God’s beloved given that we might be the beloved.

Then upon each and every one of us the seal of God’s spirit – that dearest freshness deep down becoming up front and centre-stage; leading and healing us into our futures as beloved sons and daughters of God.

We also discover that we are already part of a plan so much greater than any hope or dream we have had dashed along the way; a plan that in the fullness of time we shall all be caught up in the joy of a redeemed world; a world where all who have sought refuge will find it; where all who have been rejected are welcomed and belong; where all who have been abused or oppressed are freed from the perpetrators that would use and discard them as if they were of such little value when each and every one of us is of such enormous value that Jesus offers Himself that we might be freed –  our inheritance is that of the full goodness of God, why Jeremiah writes that even the priests will be given their fill of fatness writing ‘my people shall be satisfied with my bounty’.
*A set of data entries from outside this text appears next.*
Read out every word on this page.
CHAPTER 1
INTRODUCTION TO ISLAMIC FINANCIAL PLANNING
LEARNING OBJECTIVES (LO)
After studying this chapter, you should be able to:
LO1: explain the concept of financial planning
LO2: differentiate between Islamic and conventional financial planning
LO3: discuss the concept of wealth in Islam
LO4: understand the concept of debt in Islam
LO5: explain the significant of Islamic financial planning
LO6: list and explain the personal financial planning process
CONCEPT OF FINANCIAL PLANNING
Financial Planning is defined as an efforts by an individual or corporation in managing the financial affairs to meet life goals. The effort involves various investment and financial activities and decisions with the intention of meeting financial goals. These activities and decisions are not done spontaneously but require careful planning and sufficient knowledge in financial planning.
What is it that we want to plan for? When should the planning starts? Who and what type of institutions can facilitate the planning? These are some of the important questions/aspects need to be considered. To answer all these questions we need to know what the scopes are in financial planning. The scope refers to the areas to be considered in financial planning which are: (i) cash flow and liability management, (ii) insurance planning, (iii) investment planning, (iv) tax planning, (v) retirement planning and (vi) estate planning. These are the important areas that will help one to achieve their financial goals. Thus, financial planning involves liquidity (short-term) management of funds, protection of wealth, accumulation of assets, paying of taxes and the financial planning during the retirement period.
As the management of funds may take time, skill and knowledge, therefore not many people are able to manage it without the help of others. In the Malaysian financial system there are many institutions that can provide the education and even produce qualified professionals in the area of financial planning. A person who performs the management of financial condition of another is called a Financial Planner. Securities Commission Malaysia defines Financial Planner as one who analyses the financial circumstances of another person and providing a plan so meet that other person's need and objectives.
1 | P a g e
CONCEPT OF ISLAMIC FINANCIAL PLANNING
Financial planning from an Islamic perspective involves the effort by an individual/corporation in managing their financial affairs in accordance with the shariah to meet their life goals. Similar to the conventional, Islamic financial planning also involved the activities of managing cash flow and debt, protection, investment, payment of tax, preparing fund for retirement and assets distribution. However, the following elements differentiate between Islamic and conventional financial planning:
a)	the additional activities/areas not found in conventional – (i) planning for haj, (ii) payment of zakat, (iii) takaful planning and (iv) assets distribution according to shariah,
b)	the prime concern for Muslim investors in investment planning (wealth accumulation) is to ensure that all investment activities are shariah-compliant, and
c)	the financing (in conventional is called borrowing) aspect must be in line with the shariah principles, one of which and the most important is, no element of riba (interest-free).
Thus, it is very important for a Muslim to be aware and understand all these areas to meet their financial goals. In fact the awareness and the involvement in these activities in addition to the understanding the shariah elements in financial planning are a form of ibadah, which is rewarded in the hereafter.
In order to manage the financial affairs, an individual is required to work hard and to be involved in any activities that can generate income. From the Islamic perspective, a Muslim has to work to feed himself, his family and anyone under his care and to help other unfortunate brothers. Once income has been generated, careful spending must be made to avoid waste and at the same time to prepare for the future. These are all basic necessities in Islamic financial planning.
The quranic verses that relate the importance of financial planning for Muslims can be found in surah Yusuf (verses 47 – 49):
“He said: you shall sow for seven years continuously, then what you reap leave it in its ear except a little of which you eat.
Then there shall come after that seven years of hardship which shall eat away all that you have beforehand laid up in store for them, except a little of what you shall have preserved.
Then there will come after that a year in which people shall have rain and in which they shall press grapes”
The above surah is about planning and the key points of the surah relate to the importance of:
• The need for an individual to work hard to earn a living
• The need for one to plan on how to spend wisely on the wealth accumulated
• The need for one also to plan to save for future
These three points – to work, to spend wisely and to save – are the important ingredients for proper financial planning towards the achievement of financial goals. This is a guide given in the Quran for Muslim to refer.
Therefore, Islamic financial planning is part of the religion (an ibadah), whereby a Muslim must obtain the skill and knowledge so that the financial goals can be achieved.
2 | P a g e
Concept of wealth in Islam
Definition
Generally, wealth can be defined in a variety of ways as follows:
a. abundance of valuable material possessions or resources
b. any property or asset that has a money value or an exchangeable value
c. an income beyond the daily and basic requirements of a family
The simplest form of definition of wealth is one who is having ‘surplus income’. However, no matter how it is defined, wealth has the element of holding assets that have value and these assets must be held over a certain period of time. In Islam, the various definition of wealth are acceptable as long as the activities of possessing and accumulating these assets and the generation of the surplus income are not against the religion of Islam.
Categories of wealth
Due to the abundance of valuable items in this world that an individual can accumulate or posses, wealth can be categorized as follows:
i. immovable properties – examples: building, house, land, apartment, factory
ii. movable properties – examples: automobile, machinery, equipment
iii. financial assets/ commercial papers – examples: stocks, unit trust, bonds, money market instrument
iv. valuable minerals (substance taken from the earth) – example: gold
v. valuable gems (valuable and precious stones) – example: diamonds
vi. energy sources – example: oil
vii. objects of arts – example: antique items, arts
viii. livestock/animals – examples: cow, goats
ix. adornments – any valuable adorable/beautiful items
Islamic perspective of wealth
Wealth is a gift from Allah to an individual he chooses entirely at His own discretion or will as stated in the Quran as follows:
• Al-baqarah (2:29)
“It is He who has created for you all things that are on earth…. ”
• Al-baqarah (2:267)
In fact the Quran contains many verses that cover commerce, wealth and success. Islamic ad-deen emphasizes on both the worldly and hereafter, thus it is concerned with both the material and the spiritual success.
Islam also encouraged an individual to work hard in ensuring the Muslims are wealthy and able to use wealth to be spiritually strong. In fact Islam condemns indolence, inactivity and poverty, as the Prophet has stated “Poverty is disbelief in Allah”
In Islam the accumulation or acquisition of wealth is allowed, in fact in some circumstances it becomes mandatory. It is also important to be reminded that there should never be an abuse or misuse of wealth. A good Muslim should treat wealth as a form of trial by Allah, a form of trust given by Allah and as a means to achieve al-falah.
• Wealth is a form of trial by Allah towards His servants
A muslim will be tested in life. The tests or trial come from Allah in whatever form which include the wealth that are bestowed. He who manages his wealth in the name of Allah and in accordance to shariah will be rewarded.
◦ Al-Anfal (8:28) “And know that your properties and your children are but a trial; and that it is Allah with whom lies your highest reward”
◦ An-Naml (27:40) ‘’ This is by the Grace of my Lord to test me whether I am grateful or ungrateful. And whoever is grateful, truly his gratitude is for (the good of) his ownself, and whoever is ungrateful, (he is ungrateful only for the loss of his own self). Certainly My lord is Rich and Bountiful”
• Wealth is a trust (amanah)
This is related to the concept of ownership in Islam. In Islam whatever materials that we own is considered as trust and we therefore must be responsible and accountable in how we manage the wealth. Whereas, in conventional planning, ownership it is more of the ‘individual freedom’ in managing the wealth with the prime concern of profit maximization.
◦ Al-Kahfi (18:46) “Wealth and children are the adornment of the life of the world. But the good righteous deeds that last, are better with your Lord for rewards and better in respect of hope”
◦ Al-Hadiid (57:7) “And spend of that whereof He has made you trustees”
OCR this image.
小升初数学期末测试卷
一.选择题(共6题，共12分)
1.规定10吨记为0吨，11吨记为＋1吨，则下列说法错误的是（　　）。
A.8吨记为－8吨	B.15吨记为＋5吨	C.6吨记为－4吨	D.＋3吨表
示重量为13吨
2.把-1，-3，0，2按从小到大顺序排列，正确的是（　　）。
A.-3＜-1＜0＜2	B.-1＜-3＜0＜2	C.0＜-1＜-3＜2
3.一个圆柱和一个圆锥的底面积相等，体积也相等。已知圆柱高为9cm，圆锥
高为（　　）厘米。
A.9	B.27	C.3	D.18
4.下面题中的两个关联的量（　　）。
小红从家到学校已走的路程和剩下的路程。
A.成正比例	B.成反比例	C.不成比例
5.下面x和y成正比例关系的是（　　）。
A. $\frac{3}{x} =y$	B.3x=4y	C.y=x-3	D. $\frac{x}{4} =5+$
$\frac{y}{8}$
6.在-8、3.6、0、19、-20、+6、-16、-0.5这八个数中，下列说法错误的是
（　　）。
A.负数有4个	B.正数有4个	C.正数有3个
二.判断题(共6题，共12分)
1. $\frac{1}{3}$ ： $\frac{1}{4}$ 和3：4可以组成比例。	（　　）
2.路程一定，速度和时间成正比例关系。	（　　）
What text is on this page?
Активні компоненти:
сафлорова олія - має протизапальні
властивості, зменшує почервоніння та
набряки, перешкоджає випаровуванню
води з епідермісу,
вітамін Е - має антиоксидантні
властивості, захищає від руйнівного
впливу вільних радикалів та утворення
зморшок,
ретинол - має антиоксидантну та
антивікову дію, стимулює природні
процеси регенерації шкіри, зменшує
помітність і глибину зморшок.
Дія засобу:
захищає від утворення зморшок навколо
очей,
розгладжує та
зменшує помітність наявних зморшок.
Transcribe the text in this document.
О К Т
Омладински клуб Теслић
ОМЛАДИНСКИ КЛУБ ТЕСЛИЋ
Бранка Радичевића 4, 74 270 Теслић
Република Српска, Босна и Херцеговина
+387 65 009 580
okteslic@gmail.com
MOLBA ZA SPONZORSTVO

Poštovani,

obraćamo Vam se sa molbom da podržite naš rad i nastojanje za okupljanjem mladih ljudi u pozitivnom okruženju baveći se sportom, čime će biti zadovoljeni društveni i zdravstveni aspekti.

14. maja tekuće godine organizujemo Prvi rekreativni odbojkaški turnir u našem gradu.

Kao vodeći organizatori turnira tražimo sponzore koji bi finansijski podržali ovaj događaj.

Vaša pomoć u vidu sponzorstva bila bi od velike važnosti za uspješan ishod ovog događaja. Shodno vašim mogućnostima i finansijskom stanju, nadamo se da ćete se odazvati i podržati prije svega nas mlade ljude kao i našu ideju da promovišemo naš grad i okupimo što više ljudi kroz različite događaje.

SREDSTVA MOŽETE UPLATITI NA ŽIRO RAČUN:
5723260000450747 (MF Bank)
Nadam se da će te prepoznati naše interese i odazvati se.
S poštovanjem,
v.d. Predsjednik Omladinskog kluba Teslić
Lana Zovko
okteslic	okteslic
And although at times such scriptures have been used to suggest that there is a religious elite, a chosen few, they have been given for all. These gifts are not just for the precious few; for the good and the great and the Godly, although they too shall receive their share; they are also for the poor, the lost and the broken; for the priest who knows only inner darkness and the mother who fears she may have to leave the children she has only just brought to the light; for the woman who has been so badly damaged she fears her life has been ruined and she might never know love and for the man who fears he may never know the security of a living wage; they are for the child who cares for the adults and for the child who does not know care at all; they are for the prostitute using heroin to get through her next trick and for the man hiding a gun in his Mam’s cellar while the police raid the estate; they are for Her Majesty the Queen, the Supreme Governor of the Church of England and they are for the cleaners of Church House, most of whom barely speak a word of English, and who are delighted when we leave our meeting buffet trays for them because we are all too fat to eat any more.

The promise is of comfort for mourning, dancing where there was sorrow, wine, grain and feasting where there have been foodbanks and fasting; that we shall be radiant over the goodness of the Lord.

I don’t know about your darknesses, whether you have passed through them, whether the world seems bleak for you right now, or whether you’ve ever seen the light at all.

But this I know, In the beginning was the Word, and the Word was with God, and the Word was God. He was with God in the beginning. Through him all things were made; without him nothing was made that has been made.  In him was life, and that life was the light of all humankind. The light shines in the darkness, and the darkness has not overcome it.

I promise you, it’s true.

I’m living proof.


[* Just in case you have tried Hayley’s what3words and found that she seems to sleep in the ocean or drink tea in the Australian bush fires we have changed the words to protect her privacy though the replacement words hopefully convey a similar meaning! If you try using what3words please remember that if you share the words connected to where you live you are sharing your home address.]